Pior desastre ecológico na Baía de Todos os Santos seria “culpa” de fenômeno da própria maré

   
 

Nina Santos
Da equipe de reportagem, em Saubara

 
 
Nina Santos
Na foto, moradores de Saubara, um dos municípios afetados pela mortandade de toneladas de peixe
   
   
 

Morrer de fome ou de intoxicação? Em abril, esse era o dilema vivido pelos pescadores e marisqueiras afetados pela mortandade de peixes ocorrida na Baía de Todos os Santos no início de março. Dois meses depois do início do problema, eles recebiam apenas cestas básicas, em número insuficiente para contemplar todos os afetados. As cestas não davam para a alimentação de milhares de pessoas atingidas por um dos maiores desastres ecológicos do Estado.

A “instrução normativa” do Ibama, Instituto Brasileiro do Meio Ambiente e dos Recursos Naturais Renováveis, proibindo a pesca estava prevista para ser extinta no dia 29 de maio, mas muitos pescadores já recorriam ao mar desde o início de abril. Quando perguntado sobre o risco de comer o pescado, Antônio Raimundo dos Santos respondeu, aflito: “Tô pescando pra se manter. Vou ao comércio pra fiar, ninguém me fia. Tô arriscado amanhã ou depois prejudicar minha saúde, mas fazer o quê?”.

Quanto às cestas básicas já entregues, os pescadores reclamavam: “Eu tô comendo a cesta que tá dando.
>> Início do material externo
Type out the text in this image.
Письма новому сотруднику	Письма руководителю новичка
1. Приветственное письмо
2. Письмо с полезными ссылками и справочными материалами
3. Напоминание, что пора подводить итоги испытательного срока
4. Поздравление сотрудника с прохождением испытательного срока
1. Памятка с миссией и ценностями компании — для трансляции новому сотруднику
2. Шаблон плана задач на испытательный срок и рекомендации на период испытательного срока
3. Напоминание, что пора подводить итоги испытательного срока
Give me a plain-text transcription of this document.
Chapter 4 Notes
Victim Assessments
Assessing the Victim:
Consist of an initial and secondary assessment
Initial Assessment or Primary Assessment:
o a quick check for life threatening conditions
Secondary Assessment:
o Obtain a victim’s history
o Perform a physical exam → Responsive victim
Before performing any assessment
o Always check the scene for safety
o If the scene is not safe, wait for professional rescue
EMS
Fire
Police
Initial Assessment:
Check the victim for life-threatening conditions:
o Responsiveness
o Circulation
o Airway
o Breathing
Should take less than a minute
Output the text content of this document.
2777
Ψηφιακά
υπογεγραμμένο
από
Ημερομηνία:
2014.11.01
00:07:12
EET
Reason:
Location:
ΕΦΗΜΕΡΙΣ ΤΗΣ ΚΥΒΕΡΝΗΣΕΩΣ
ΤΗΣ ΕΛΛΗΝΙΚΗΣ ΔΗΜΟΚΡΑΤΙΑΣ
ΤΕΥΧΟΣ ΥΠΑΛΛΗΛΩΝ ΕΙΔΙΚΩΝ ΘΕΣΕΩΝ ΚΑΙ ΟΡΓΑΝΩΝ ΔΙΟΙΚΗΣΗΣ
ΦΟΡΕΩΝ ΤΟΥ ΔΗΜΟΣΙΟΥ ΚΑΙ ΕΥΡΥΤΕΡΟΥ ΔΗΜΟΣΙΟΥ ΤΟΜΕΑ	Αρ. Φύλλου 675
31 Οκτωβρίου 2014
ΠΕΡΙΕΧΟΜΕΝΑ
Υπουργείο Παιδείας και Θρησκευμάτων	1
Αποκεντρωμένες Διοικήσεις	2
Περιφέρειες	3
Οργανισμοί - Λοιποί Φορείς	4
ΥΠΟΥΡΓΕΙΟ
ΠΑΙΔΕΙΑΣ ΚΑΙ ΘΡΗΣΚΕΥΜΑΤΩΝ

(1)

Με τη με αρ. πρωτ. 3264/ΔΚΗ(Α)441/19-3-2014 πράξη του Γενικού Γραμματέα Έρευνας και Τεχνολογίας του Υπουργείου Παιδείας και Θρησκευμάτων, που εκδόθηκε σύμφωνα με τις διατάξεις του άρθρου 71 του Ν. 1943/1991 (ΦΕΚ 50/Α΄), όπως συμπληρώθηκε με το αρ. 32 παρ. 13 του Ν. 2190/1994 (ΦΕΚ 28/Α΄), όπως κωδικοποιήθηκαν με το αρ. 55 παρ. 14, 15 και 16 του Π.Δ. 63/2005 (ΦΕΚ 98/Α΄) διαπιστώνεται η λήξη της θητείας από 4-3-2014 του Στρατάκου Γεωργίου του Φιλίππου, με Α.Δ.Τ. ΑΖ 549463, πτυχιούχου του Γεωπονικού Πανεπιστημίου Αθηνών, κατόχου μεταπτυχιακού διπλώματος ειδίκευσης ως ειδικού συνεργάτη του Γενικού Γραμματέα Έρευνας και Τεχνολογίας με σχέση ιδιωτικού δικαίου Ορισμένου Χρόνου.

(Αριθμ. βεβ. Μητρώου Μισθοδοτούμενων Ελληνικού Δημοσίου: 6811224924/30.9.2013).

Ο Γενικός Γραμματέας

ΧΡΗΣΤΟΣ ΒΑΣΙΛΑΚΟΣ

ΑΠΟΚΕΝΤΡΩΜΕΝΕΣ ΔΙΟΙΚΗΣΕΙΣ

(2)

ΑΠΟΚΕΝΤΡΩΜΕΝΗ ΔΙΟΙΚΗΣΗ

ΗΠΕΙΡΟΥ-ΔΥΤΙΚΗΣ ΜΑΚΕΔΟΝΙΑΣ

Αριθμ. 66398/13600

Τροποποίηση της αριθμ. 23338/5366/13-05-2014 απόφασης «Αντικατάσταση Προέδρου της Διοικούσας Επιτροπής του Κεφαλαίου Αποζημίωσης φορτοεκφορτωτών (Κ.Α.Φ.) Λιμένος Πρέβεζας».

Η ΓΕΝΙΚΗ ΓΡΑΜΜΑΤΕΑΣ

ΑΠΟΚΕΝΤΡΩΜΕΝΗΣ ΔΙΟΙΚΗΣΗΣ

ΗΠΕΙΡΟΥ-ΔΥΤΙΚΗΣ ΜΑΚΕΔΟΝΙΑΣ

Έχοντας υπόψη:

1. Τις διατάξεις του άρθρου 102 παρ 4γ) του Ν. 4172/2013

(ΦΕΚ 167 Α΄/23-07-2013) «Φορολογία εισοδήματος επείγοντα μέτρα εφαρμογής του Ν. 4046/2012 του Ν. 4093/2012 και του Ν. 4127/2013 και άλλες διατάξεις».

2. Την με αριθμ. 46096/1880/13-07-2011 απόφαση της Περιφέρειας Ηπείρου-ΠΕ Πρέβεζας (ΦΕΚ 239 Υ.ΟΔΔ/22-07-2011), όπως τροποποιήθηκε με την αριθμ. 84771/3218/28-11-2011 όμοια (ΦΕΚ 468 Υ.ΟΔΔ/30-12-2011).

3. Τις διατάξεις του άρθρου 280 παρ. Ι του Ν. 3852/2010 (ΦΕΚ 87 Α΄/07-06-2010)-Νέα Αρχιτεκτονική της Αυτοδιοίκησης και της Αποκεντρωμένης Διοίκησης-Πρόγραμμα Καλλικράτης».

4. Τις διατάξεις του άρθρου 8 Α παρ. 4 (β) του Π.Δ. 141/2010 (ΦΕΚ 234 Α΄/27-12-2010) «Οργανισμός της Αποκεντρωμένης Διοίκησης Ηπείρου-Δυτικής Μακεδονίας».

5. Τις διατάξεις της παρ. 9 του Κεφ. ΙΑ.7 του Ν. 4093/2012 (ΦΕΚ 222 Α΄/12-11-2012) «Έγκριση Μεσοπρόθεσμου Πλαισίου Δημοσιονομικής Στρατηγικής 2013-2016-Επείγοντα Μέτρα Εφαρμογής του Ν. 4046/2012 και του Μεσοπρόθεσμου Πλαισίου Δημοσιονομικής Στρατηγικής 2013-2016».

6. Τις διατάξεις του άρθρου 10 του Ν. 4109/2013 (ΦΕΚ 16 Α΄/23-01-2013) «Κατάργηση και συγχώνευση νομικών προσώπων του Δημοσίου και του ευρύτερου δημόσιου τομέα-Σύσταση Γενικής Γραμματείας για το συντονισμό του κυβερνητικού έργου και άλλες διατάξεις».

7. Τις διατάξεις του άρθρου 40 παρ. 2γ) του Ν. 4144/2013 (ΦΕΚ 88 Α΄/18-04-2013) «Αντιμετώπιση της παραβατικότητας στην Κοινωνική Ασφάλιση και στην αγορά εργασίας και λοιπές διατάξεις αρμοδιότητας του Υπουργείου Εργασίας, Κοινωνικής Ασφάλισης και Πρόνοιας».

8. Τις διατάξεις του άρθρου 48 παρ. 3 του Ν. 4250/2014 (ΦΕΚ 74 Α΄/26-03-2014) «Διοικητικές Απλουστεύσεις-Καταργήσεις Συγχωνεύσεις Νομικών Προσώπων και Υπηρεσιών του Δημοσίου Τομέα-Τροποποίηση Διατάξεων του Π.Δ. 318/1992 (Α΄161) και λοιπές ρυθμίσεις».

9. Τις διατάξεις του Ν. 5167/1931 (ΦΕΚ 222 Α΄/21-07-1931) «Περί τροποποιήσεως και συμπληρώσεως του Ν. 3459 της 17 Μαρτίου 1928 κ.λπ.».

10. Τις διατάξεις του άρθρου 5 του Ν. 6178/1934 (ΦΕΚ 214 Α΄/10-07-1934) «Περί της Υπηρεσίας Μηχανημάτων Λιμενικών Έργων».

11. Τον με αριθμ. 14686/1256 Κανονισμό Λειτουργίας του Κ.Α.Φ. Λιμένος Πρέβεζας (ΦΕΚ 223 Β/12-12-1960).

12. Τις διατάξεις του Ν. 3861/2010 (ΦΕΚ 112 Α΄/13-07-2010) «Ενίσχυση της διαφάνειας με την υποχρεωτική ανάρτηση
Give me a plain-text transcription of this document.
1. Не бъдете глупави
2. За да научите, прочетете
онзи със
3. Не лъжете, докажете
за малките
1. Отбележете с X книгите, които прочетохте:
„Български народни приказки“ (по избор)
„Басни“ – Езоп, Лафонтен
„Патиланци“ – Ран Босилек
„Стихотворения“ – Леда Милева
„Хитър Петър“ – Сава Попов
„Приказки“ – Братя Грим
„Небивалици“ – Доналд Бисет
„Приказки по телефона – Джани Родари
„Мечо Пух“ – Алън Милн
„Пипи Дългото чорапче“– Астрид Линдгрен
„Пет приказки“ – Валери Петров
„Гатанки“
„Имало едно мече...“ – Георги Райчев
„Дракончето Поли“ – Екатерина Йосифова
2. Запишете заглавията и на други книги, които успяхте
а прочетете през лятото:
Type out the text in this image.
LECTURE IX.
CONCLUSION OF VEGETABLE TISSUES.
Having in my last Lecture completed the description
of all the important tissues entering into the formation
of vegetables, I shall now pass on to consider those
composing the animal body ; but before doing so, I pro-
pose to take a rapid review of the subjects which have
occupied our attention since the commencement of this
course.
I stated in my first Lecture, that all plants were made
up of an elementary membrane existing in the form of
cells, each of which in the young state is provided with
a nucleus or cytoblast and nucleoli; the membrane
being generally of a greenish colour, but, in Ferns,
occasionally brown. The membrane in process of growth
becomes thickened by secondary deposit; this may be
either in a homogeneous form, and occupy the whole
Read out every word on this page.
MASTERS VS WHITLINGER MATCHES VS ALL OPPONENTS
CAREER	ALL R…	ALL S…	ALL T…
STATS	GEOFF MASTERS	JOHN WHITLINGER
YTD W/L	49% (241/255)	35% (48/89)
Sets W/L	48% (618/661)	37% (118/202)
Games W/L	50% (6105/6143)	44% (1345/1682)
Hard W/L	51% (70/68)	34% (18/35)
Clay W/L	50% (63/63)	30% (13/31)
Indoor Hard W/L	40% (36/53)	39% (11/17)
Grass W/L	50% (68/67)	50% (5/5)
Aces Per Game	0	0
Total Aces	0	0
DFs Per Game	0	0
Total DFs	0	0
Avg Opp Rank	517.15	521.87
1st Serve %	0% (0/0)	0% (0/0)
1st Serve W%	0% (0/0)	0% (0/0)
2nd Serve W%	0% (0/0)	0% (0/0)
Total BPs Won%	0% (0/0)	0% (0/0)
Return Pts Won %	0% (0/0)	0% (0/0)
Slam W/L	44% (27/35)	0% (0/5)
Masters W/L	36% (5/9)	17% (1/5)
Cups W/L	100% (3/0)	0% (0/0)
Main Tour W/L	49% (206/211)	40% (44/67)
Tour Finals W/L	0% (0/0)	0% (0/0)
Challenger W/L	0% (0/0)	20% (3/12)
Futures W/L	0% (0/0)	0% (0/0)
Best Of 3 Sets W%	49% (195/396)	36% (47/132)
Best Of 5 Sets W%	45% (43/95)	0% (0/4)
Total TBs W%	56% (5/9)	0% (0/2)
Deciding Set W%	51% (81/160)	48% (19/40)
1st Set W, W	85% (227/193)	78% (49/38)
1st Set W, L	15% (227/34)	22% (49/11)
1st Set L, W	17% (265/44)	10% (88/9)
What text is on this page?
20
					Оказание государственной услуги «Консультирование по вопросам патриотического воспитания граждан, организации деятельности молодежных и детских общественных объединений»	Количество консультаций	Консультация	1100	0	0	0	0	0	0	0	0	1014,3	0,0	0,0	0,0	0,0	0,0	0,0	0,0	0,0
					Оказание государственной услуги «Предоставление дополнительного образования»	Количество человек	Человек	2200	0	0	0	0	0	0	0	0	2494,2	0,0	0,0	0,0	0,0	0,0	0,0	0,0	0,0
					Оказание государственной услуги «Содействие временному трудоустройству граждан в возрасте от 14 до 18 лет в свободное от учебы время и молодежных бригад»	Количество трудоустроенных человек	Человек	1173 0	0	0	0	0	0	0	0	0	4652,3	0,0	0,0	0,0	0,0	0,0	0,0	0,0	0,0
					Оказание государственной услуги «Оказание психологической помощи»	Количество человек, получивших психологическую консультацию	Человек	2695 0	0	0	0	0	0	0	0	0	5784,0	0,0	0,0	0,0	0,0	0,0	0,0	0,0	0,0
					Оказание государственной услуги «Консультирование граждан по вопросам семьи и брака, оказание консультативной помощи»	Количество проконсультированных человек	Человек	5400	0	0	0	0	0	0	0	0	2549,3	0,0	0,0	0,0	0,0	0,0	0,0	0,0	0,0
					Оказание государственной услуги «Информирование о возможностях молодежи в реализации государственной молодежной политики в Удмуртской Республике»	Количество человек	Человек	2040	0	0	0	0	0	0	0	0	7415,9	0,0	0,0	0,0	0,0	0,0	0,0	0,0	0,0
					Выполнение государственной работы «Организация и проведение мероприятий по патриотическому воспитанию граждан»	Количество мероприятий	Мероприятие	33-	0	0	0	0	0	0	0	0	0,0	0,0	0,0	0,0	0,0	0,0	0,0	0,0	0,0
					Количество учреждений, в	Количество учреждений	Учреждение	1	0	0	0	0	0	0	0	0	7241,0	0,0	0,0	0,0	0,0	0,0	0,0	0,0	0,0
Só que num vem carne, nem chouriça, nem nada. É uma porcaria essa cesta”, dizia Gilmar da Conceição, pescador há 26 anos. Genivaldo dos Santos confirma: “A pesca tá proibida, mas ninguém vai agüentar ficar passando fome. Hoje eu vim aqui cercar o pesqueiro pra ver se arranjo um dinheiro”. Ele reclamava da demora em o governo “trazer uma solução efetiva”.

Ajuda insuficiente


O prefeito Raimundo Bolinha, de Saubara, na região do desastre, declarou em abril que o município recebeu 4 mil cestas básicas em duas remessas. Segundo ele, as cestas partiram do Recife para Saubara em duas carretas contratadas por seu próprio município. Bolinha afirma que as duas distribuições de alimentos, realizadas nos dias 25 de março e 7 de abril, foram feitas dando prioridade aos pescadores e marisqueiras cadastrados em uma das três instâncias municipais que controlam a atividade pesqueira: a Colônia de Pescadores Z16, o Sindicato de Trabalhadores Rurais e a Associação de Marisqueiras.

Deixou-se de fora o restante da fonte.